Además, como destaca el artículo, en China la rendición de cuentas está incorporada en los procesos e instituciones en curso (y no sólo a través de las elecciones): “los órganos dirigentes del Partido y del Estado y su personal deben ejercer sus poderes en estricta conformidad con los mandatos y procedimientos legales y servir al pueblo con todo el corazón”, lo cual es difícil de rebatir cuando se observa la gran cantidad de funcionarios que son sancionados o incluso enviados a prisión cada año, incluso algunos de los más altos cargos. Ningún otro país del mundo tiene a sus funcionarios afrontando tal nivel de escrutinio y rendición de cuentas. Y, como hemos visto antes, aquí también hay una supervisión pública directa, ya que se anima a la gente a denunciar a los funcionarios si son corruptos o cometen faltas de conducta.

Por último, como se ha dicho antes, el sistema chino ofrece numerosos canales para que la gente influya en las políticas y la gobernanza, más allá de la mera elección de líderes. Por eso, el concepto de “funcionario” es algo diferente de las nociones occidentales. En la democracia popular integral de China, los funcionarios son vistos más como ejecutores de las necesidades y la voluntad del pueblo, en lugar de como tomadores de decisiones desconectados. Su legitimidad no se deriva de ser elegidos, sino de la eficacia con la que implementan políticas que reflejan y sirven a los intereses del pueblo. La idea es tener un sistema en el que la legitimidad política se gane continuamente a través de logros tangibles, en lugar de otorgarse periódicamente mediante votaciones.

Así que ahí lo tienen, admito que es una visión de la democracia muy diferente a la que estamos acostumbrados en Occidente. Obviamente, uno es libre de pensar lo que quiera al respecto, pero me gusta la idea de la “prueba ideológica de Turing”, según la cual no se debería permitir criticar algo si no se es capaz de explicarlo de maneras que no se distingan de las de alguien que defiende esa postura. Así pues, esto ofrece una breve visión general de cómo ve China su democracia, desde su punto de vista, lejos de caricaturas demasiado fáciles de ella.

Y eso es lo que más me fascina de China: su forma de ver el mundo radicalmente distinta a la de Occidente, una forma que nos desafía a cuestionar muchas cosas que damos por sentadas, como en este caso la naturaleza de la representación o nuestro enfoque de la legitimidad política.

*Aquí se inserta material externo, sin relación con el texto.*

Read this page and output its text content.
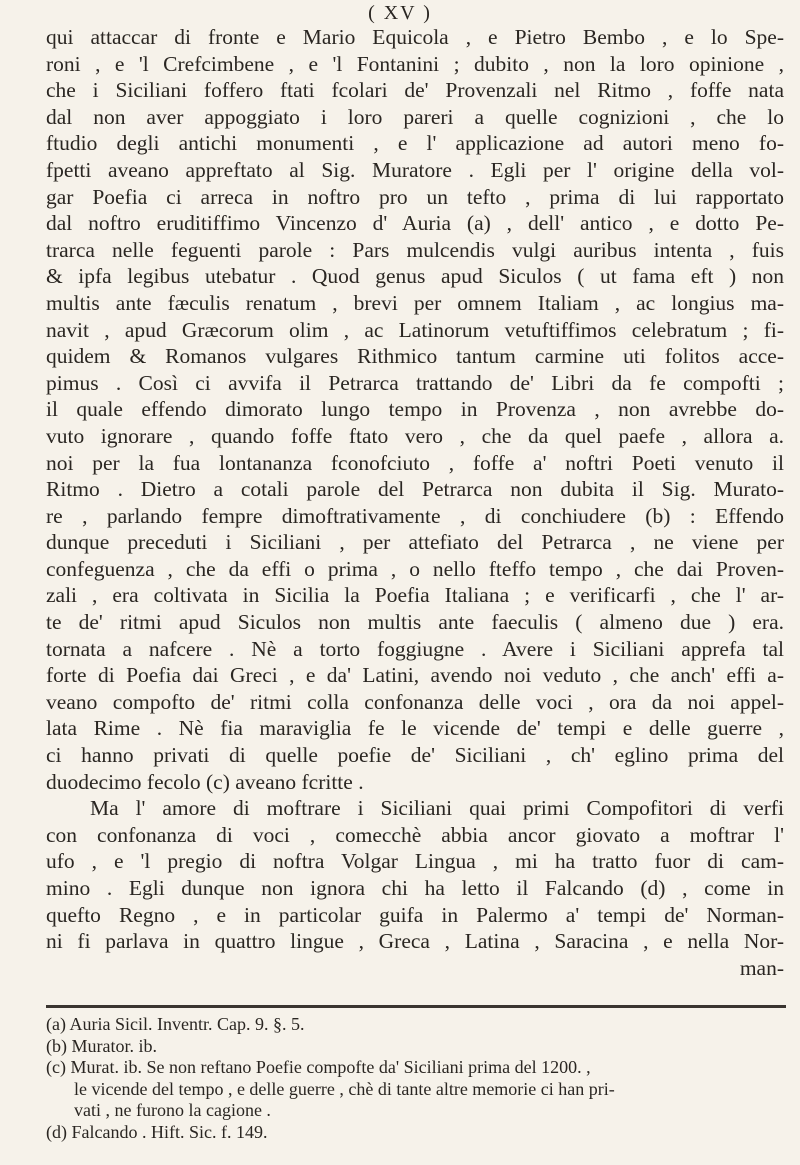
( XV )
qui attaccar di fronte e Mario Equicola , e Pietro Bembo , e lo Spe-
roni , e 'l Crefcimbene , e 'l Fontanini ; dubito , non la loro opinione ,
che i Siciliani foffero ftati fcolari de' Provenzali nel Ritmo , foffe nata
dal non aver appoggiato i loro pareri a quelle cognizioni , che lo
ftudio degli antichi monumenti , e l' applicazione ad autori meno fo-
fpetti aveano appreftato al Sig. Muratore . Egli per l' origine della vol-
gar Poefia ci arreca in noftro pro un tefto , prima di lui rapportato
dal noftro eruditiffimo Vincenzo d' Auria (a) , dell' antico , e dotto Pe-
trarca nelle feguenti parole : Pars mulcendis vulgi auribus intenta , fuis
& ipfa legibus utebatur . Quod genus apud Siculos ( ut fama eft ) non
multis ante fæculis renatum , brevi per omnem Italiam , ac longius ma-
navit , apud Græcorum olim , ac Latinorum vetuftiffimos celebratum ; fi-
quidem & Romanos vulgares Rithmico tantum carmine uti folitos acce-
pimus . Così ci avvifa il Petrarca trattando de' Libri da fe compofti ;
il quale effendo dimorato lungo tempo in Provenza , non avrebbe do-
vuto ignorare , quando foffe ftato vero , che da quel paefe , allora a.
noi per la fua lontananza fconofciuto , foffe a' noftri Poeti venuto il
Ritmo . Dietro a cotali parole del Petrarca non dubita il Sig. Murato-
re , parlando fempre dimoftrativamente , di conchiudere (b) : Effendo
dunque preceduti i Siciliani , per attefiato del Petrarca , ne viene per
confeguenza , che da effi o prima , o nello fteffo tempo , che dai Proven-
zali , era coltivata in Sicilia la Poefia Italiana ; e verificarfi , che l' ar-
te de' ritmi apud Siculos non multis ante faeculis ( almeno due ) era.
tornata a nafcere . Nè a torto foggiugne . Avere i Siciliani apprefa tal
forte di Poefia dai Greci , e da' Latini, avendo noi veduto , che anch' effi a-
veano compofto de' ritmi colla confonanza delle voci , ora da noi appel-
lata Rime . Nè fia maraviglia fe le vicende de' tempi e delle guerre ,
ci hanno privati di quelle poefie de' Siciliani , ch' eglino prima del
duodecimo fecolo (c) aveano fcritte .
Ma l' amore di moftrare i Siciliani quai primi Compofitori di verfi
con confonanza di voci , comecchè abbia ancor giovato a moftrar l'
ufo , e 'l pregio di noftra Volgar Lingua , mi ha tratto fuor di cam-
mino . Egli dunque non ignora chi ha letto il Falcando (d) , come in
quefto Regno , e in particolar guifa in Palermo a' tempi de' Norman-
ni fi parlava in quattro lingue , Greca , Latina , Saracina , e nella Nor-
man-
(a) Auria Sicil. Inventr. Cap. 9. §. 5.
(b) Murator. ib.
(c) Murat. ib. Se non reftano Poefie compofte da' Siciliani prima del 1200. ,
le vicende del tempo , e delle guerre , chè di tante altre memorie ci han pri-
vati , ne furono la cagione .
(d) Falcando . Hift. Sic. f. 149.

En Occidente, nos enorgullecemos de nuestra apertura a la “diversidad”, pero normalmente lo que queremos decir con eso es un mero sucedáneo de diversidad, gente que se mantiene dentro de la ventana de Overton. Lo que tenemos aquí con China es diversidad VERDADERA, no sólo en apariencia, sino en conceptos básicos de filosofía y estructuras sociales. Y en lugar de temerla o desprestigiarla como hacemos tan a menudo, deberíamos en cambio involucrarnos con ella, tratar de comprenderla, ya que ofrece un espejo inmensamente necesario a través del cual podemos reflejarnos sobre nosotros mismos.